Dearest Goddesses,
I've been talking a lot lately about my waste of energy worrying about everyone else and taking care of everyone else regardless of the effect on me. I've also noticed that sometimes we tend to treat our closest relationships very differently than we would other relationships – we can be mean, judgmental, critical, harsh, cold, you get my drift. I'm not sure why that is, although I'm sure there are a ton of studies out there that will discuss the phenomenon.
Last week, I posted about not shoulding on ourselves – that the second we create the shoulds, ought tos, coulds, etc. that we immediately create a resistance to it. I notice it with myself and my negative self-talk – but also with the people in my life. The second I hear the word should – my fangs come out (although they will be masked by a nice smile!) Who wants to be told what they should be doing? It sucks. But I'm the first one to be telling John what he should be doing – sometimes on a minute by minute basis ;) and he does the same thing with me. Not only do his shoulds get me burning and I tend to waste a lot of energy, but so do the he shoulds. More than likely in an argument with him, I'm not upset about the content of the argument, but in how he presents his argument or how he speaks to me – because he SHOULD be talking to me differently, or presenting his argument differently. It turns into an ugly, vicious cycle and nobody wins.
The Law of Attraction states that what you focus on you tend to attract. I spend a lot of time focusing on how John SHOULD be. And while I think I am right in certain aspects – the fact that I am shoulding on him means that he'll never hear me. You know when your little brother or sister was bothering you as a little kid and your mom said – just ignore him/her. They craved the reaction that you gave them and when that reaction went away – suddenly the game of bothering you wasn't as fun. Sometimes I think that we do that with the people that we are the closest to – perhaps their reaction lets us off the hook in some way. Certainly by focusing on what someone else should be doing – you have less time and energy to look at your own life.
In my effort to enjoy Shakti to the fullest (make sure you check out the chakra orgasm meditation!!) this week, I am going to take on the following.
- I know that John loves me – so when I hear (or perceive!!) the shoulds coming from his mouth – I'm going to transform them into love (remember – take a should and communicate the anger, fear, request and love to transform the criticism into coaching). I may ask if he has a specific request and see if there is something that I can honor.
- I am going to give up shoulding on John – and when I feel a should coming on, I'm going to work through the anger, fear, request and love and see what I can request of John.
- I'm going to give up thinking in always/never terms (he ALWAYS / he NEVER) because always and never are not the truth – he doesn't always speak to me jerkily and it's not like he never pays attention to my requests.
- I feel like I have gotten into a habit of commenting (negatively) on a lot of things that John does and I think it is time to push the pendulum in the other direction. When he does something that bugs me, I'm not going to say anything (this will be my biggest challenge!)

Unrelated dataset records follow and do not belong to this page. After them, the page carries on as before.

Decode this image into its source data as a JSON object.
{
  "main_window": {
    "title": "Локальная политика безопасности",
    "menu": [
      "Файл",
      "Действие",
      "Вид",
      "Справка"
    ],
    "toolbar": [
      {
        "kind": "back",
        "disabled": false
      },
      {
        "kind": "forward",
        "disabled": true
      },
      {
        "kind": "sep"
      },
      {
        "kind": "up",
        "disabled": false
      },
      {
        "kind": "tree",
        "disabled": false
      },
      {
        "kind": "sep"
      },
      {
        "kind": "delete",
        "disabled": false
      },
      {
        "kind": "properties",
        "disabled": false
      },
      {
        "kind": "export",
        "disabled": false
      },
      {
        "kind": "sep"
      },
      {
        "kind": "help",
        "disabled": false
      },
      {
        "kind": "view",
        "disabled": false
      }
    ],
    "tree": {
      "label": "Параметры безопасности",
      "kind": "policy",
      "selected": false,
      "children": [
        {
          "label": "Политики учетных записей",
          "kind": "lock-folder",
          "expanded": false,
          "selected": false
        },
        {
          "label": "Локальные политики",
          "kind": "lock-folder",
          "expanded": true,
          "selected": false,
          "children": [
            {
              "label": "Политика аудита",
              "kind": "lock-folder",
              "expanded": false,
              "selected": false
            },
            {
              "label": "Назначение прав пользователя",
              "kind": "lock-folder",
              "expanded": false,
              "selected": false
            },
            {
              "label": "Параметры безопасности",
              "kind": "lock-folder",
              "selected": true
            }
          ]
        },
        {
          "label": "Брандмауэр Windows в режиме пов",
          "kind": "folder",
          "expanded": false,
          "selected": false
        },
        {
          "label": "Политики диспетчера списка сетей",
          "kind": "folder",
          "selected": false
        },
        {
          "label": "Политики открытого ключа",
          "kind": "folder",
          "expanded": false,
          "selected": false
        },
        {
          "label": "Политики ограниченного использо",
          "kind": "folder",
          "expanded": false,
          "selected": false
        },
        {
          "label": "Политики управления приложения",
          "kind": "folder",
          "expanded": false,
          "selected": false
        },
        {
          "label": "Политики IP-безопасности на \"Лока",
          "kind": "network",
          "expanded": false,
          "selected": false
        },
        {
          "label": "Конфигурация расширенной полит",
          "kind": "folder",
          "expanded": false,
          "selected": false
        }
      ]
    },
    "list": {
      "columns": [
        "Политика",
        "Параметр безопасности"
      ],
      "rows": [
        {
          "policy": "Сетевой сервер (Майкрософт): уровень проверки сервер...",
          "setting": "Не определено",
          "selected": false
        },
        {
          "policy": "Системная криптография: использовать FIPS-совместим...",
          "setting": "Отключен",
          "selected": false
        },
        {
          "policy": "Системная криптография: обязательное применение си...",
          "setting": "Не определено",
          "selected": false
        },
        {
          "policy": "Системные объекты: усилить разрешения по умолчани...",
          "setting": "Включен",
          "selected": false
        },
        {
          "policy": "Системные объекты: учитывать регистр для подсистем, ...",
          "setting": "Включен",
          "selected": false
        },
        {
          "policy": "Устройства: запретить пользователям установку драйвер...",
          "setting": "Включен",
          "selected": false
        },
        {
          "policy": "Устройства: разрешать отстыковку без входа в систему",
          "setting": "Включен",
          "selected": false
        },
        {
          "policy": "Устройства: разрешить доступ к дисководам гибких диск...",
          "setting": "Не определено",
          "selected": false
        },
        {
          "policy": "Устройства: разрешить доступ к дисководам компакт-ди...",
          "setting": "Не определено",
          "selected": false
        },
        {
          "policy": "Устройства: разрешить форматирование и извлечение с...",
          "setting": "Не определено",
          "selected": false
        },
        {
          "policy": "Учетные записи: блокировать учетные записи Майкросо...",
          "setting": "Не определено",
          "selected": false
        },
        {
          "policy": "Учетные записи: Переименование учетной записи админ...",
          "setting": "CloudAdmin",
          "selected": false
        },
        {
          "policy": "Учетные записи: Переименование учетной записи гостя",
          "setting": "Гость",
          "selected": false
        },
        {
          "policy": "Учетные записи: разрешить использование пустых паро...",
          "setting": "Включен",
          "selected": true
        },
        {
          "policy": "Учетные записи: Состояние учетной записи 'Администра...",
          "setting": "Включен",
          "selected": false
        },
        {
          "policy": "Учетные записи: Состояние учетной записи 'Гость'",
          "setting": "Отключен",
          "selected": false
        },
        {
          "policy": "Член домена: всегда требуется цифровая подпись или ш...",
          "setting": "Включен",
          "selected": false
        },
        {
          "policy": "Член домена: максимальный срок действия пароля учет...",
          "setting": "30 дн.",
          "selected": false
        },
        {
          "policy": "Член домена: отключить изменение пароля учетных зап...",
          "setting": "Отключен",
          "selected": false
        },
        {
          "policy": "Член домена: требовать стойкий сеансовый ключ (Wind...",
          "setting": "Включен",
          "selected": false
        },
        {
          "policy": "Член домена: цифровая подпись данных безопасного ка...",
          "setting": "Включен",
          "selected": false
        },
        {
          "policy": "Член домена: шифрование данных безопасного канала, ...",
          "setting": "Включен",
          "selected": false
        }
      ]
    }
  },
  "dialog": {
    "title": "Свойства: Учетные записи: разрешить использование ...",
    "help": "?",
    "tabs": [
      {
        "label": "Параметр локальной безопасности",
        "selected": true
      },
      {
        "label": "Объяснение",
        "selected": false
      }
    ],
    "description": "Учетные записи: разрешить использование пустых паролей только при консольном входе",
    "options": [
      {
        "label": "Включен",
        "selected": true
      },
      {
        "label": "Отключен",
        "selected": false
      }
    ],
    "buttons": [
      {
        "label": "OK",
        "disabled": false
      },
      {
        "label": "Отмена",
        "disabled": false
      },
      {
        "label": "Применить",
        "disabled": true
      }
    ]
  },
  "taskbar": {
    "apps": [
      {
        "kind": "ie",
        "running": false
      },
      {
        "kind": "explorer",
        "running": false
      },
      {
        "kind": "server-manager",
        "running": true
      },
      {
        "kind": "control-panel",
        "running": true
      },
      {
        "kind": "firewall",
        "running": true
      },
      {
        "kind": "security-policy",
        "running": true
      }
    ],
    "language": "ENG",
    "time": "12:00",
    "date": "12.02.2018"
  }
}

- Before we go to bed, I'm going to come up with at least 3 things I appreciate about him and I will share it with him.
Since the only thing I really have control over is my own self, I'm going to take this on and see how much more energy is available for me. And this will be great practice to bring to the rest of my life that might not be as "safe".
Are you in it with me? You don't need a significant other – perhaps a co-worker, sister, brother, mother, father? OR take on yourself.
Love to you,
Patty
3 comments:
I know that when I get into a place where I feel like everything Sean is doing is wrong... well that's when I know that who I am unhappiest with is really me. And i need to put that energy into reaching for my dreams.
How do we take care of ourselves, really take care of ourselves when all our energy is going into taking care of others?
Once we get past the shoulds... then how to do it? I'm still working on it.
Well, where I'm starting is working on those things I can control (my actions, reactions, responses, thoughts, beliefs). If I am only focused on John and what he's doing wrong - that is energy expended and no longer available for me. I might actually find, that by focusing on ME, the things I'd like to see in John just might make themselves available.
You are so right! One of my favorite phrases is "Don't Should on Me." But, just as you have said here, I will should on others. I was in my group this morning where many of us struggle with CoDependency. We were talking about how when there's something wrong inside of us and we can't quite name it, that's when we tend to become overly critical of those close to us and start shoulding. One woman said she notices what she's doing and stops her behavior as quickly as she can. Then she goes to another room or for a walk to get inside of herself and figure it out. Once she can name what it is that is out of sync with how she wants to live, she apologizes (makes amends) to those that she shoulded on.
It's not easy. It's a daily process. Understanding boundaries and our owning our own weaknesses is good. And with that, forgiving ourselves and others is a wonderful way to continue moving forward.